Eddy diffusivities in scalar transport

TL;DR

This paper investigates standard and anomalous scalar transport in incompressible flows using multiscale analysis, deriving bounds for eddy-diffusivities, and comparing theoretical predictions with numerical simulations to identify anomalous diffusion.

Contribution

It introduces a multiscale approach to compute eddy-diffusivities, including bounds and perturbative solutions, and demonstrates how anomalous diffusion manifests at small molecular diffusivities.

Findings

Derived an upper bound for eddy-diffusivities applicable to static and time-dependent flows.

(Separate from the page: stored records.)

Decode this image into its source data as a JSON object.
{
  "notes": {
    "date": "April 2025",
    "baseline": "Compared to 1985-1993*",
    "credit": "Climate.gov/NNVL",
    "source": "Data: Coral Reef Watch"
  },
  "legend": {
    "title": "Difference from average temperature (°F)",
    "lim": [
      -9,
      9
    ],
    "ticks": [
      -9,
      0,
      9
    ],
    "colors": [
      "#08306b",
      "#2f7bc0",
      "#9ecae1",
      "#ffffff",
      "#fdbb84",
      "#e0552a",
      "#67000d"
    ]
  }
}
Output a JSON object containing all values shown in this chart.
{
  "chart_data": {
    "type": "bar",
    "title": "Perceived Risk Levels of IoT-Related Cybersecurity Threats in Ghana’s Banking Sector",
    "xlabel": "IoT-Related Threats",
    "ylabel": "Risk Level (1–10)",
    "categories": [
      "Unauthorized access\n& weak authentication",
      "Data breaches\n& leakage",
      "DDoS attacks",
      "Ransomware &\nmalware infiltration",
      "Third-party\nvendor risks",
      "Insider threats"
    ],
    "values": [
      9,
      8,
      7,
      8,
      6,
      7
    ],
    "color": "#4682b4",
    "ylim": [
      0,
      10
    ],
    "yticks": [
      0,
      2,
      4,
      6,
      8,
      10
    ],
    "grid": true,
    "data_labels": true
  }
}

Used perturbative expansion and numerical methods to solve the auxiliary problem.

Identified signatures of anomalous diffusion through singular behavior of eddy-diffusivity.

Abstract

Standard and anomalous transport in incompressible flow is investigated using multiscale techniques. Eddy-diffusivities emerge from the multiscale analysis through the solution of an auxiliary equation. From the latter it is derived an upper bound to eddy-diffusivities, valid for both static and time-dependent flow. The auxiliary problem is solved by a perturbative expansion in powers of the P\'eclet number resummed by Pad\'e approximants and by a conjugate gradient method. The results are compared to numerical simulations of tracers dispersion for three flows having different properties of Lagrangian chaos. It is shown on a concrete example how the presence of anomalous diffusion can be revealed from the singular behaviour of the eddy-diffusivity at very small molecular diffusivities.